Dr. Brian Cunningham received a Ph.D. in Electrical and Computer Engineering from the University of Illinois at Urbana-Champaign in 1990.
Dr. Cunningham is interested in optical biosensors, photonic crystals, nanofabrication, finite difference time domain analysis, and sensor design and instrumentation.
His research group is focused on the application of sub-wavelength optical phenomena and fabrication methods to the development of novel devices and instrumentation for the life sciences. The group is highly interdisciplinary, with expertise in the areas of microfabrication, nanotechnology, computer simulation, instrumentation, molecular biology, and cell biology. In particular, they are working on biosensors based upon photonic crystal concepts that can either be built from low-cost flexible plastic materials, or integrated with semiconductor-based active devices, such as light sources and photodetectors, for high performance integrated detection systems.

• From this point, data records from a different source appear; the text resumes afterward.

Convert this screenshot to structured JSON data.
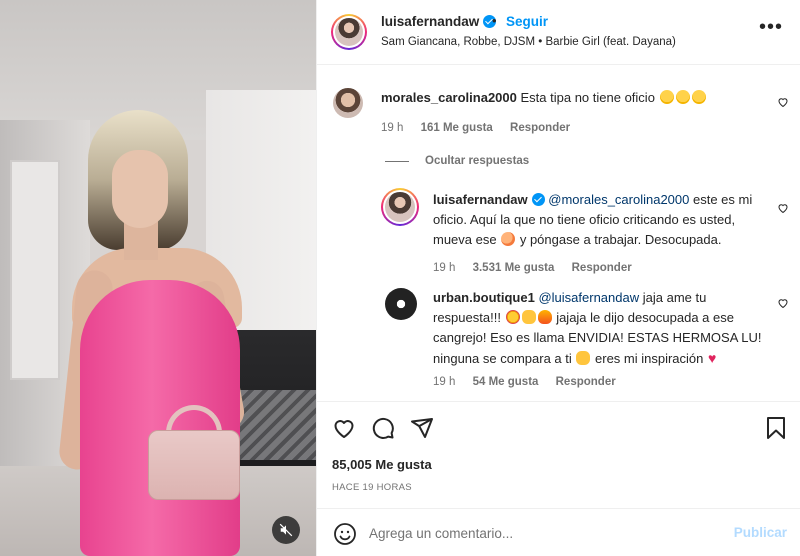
{
  "post": {
    "username": "luisafernandaw",
    "follow_label": "Seguir",
    "audio": "Sam Giancana, Robbe, DJSM • Barbie Girl (feat. Dayana)",
    "more_label": "•••"
  },
  "comments": [
    {
      "username": "morales_carolina2000",
      "text": "Esta tipa no tiene oficio",
      "emojis": [
        "laugh",
        "laugh",
        "laugh"
      ],
      "time": "19 h",
      "likes": "161 Me gusta",
      "reply_label": "Responder"
    }
  ],
  "hide_replies_label": "Ocultar respuestas",
  "replies": [
    {
      "username": "luisafernandaw",
      "mention": "@morales_carolina2000",
      "text_1": "este es mi oficio. Aquí la que no tiene oficio criticando es usted, mueva ese",
      "text_2": "y póngase a trabajar. Desocupada.",
      "time": "19 h",
      "likes": "3.531 Me gusta",
      "reply_label": "Responder"
    },
    {
      "username": "urban.boutique1",
      "mention": "@luisafernandaw",
      "text_1": "jaja ame tu respuesta!!!",
      "text_2": "jajaja le dijo desocupada a ese cangrejo! Eso es llama ENVIDIA! ESTAS HERMOSA LU! ninguna se compara a ti",
      "text_3": "eres mi inspiración",
      "time": "19 h",
      "likes": "54 Me gusta",
      "reply_label": "Responder"
    }
  ],
  "likes_count": "85,005 Me gusta",
  "time_ago": "HACE 19 HORAS",
  "comment_box": {
    "placeholder": "Agrega un comentario...",
    "publish_label": "Publicar"
  },
  "colors": {
    "accent": "#0095f6",
    "publish_disabled": "#b3dbff",
    "text": "#262626",
    "muted": "#737373",
    "dress": "#f0579b"
  }
}
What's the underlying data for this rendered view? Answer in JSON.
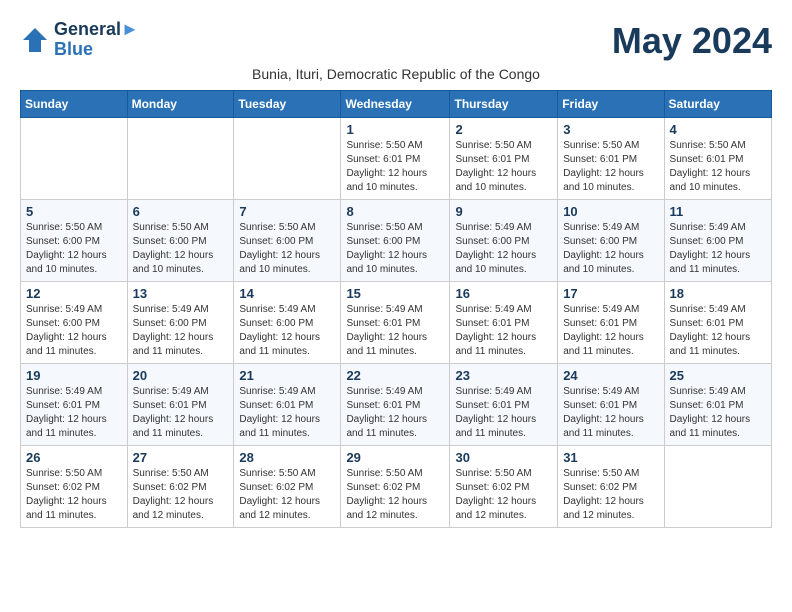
{
  "logo": {
    "line1": "General",
    "line2": "Blue"
  },
  "title": "May 2024",
  "subtitle": "Bunia, Ituri, Democratic Republic of the Congo",
  "weekdays": [
    "Sunday",
    "Monday",
    "Tuesday",
    "Wednesday",
    "Thursday",
    "Friday",
    "Saturday"
  ],
  "weeks": [
    [
      {
        "day": "",
        "info": ""
      },
      {
        "day": "",
        "info": ""
      },
      {
        "day": "",
        "info": ""
      },
      {
        "day": "1",
        "info": "Sunrise: 5:50 AM\nSunset: 6:01 PM\nDaylight: 12 hours\nand 10 minutes."
      },
      {
        "day": "2",
        "info": "Sunrise: 5:50 AM\nSunset: 6:01 PM\nDaylight: 12 hours\nand 10 minutes."
      },
      {
        "day": "3",
        "info": "Sunrise: 5:50 AM\nSunset: 6:01 PM\nDaylight: 12 hours\nand 10 minutes."
      },
      {
        "day": "4",
        "info": "Sunrise: 5:50 AM\nSunset: 6:01 PM\nDaylight: 12 hours\nand 10 minutes."
      }
    ],
    [
      {
        "day": "5",
        "info": "Sunrise: 5:50 AM\nSunset: 6:00 PM\nDaylight: 12 hours\nand 10 minutes."
      },
      {
        "day": "6",
        "info": "Sunrise: 5:50 AM\nSunset: 6:00 PM\nDaylight: 12 hours\nand 10 minutes."
      },
      {
        "day": "7",
        "info": "Sunrise: 5:50 AM\nSunset: 6:00 PM\nDaylight: 12 hours\nand 10 minutes."
      },
      {
        "day": "8",
        "info": "Sunrise: 5:50 AM\nSunset: 6:00 PM\nDaylight: 12 hours\nand 10 minutes."
      },
      {
        "day": "9",
        "info": "Sunrise: 5:49 AM\nSunset: 6:00 PM\nDaylight: 12 hours\nand 10 minutes."
      },
      {
        "day": "10",
        "info": "Sunrise: 5:49 AM\nSunset: 6:00 PM\nDaylight: 12 hours\nand 10 minutes."
      },
      {
        "day": "11",
        "info": "Sunrise: 5:49 AM\nSunset: 6:00 PM\nDaylight: 12 hours\nand 11 minutes."
      }
    ],
    [
      {
        "day": "12",
        "info": "Sunrise: 5:49 AM\nSunset: 6:00 PM\nDaylight: 12 hours\nand 11 minutes."
      },
      {
        "day": "13",
        "info": "Sunrise: 5:49 AM\nSunset: 6:00 PM\nDaylight: 12 hours\nand 11 minutes."
      },
      {
        "day": "14",
        "info": "Sunrise: 5:49 AM\nSunset: 6:00 PM\nDaylight: 12 hours\nand 11 minutes."
      },
      {
        "day": "15",
        "info": "Sunrise: 5:49 AM\nSunset: 6:01 PM\nDaylight: 12 hours\nand 11 minutes."
      },
      {
        "day": "16",
        "info": "Sunrise: 5:49 AM\nSunset: 6:01 PM\nDaylight: 12 hours\nand 11 minutes."
      },
      {
        "day": "17",
        "info": "Sunrise: 5:49 AM\nSunset: 6:01 PM\nDaylight: 12 hours\nand 11 minutes."
      },
      {
        "day": "18",
        "info": "Sunrise: 5:49 AM\nSunset: 6:01 PM\nDaylight: 12 hours\nand 11 minutes."
      }
    ],
    [
      {
        "day": "19",
        "info": "Sunrise: 5:49 AM\nSunset: 6:01 PM\nDaylight: 12 hours\nand 11 minutes."
      },
      {
        "day": "20",
        "info": "Sunrise: 5:49 AM\nSunset: 6:01 PM\nDaylight: 12 hours\nand 11 minutes."
      },
      {
        "day": "21",
        "info": "Sunrise: 5:49 AM\nSunset: 6:01 PM\nDaylight: 12 hours\nand 11 minutes."
      },
      {
        "day": "22",
        "info": "Sunrise: 5:49 AM\nSunset: 6:01 PM\nDaylight: 12 hours\nand 11 minutes."
      },
      {
        "day": "23",
        "info": "Sunrise: 5:49 AM\nSunset: 6:01 PM\nDaylight: 12 hours\nand 11 minutes."
      },
      {
        "day": "24",
        "info": "Sunrise: 5:49 AM\nSunset: 6:01 PM\nDaylight: 12 hours\nand 11 minutes."
      },
      {
        "day": "25",
        "info": "Sunrise: 5:49 AM\nSunset: 6:01 PM\nDaylight: 12 hours\nand 11 minutes."
      }
    ],
    [
      {
        "day": "26",
        "info": "Sunrise: 5:50 AM\nSunset: 6:02 PM\nDaylight: 12 hours\nand 11 minutes."
      },
      {
        "day": "27",
        "info": "Sunrise: 5:50 AM\nSunset: 6:02 PM\nDaylight: 12 hours\nand 12 minutes."
      },
      {
        "day": "28",
        "info": "Sunrise: 5:50 AM\nSunset: 6:02 PM\nDaylight: 12 hours\nand 12 minutes."
      },
      {
        "day": "29",
        "info": "Sunrise: 5:50 AM\nSunset: 6:02 PM\nDaylight: 12 hours\nand 12 minutes."
      },
      {
        "day": "30",
        "info": "Sunrise: 5:50 AM\nSunset: 6:02 PM\nDaylight: 12 hours\nand 12 minutes."
      },
      {
        "day": "31",
        "info": "Sunrise: 5:50 AM\nSunset: 6:02 PM\nDaylight: 12 hours\nand 12 minutes."
      },
      {
        "day": "",
        "info": ""
      }
    ]
  ]
}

Using a combination of micrometer-scale and nanometer-scale fabrication tools, the group is devising novel methods and materials for producing electro-optic devices with nanometer-scale features that can be scaled for low-cost manufacturing. Many of their techniques are geared for compatibility with flexible plastic materials, leading to applications such as low cost disposable sensors, wearable sensors, flexible electronics, and flexible displays. Because their structures manipulate light at a scale that is smaller than an optical wavelength, they rely on computer simulation tools such as Rigorous Coupled Wave Analysis (RCWA) and Finite Difference Time Doman (FDTD) to model, design, and understand optical phenomena within photonic crystals and related devices.
In addition to fabricating devices, the group is also focused on the design, prototyping, and testing of biosensor instrumentation for high sensitivity, portability, and resolution. Advanced instruments enable high resolution imaging of biochemical and cellular interactions with the ability to monitor images of biochemical interactions as a function of time. Using the sensors and instrumentation, they are exploring new applications for optical biosensor technology including protein microarrays, biosensor/mass spectrometry systems, and microfluidics-based assays using nanoliter quantities of reagents. The methods and systems developed in the laboratory are applied in the fields of life science research, drug discovery, diagnostic testing, and environmental monitoring.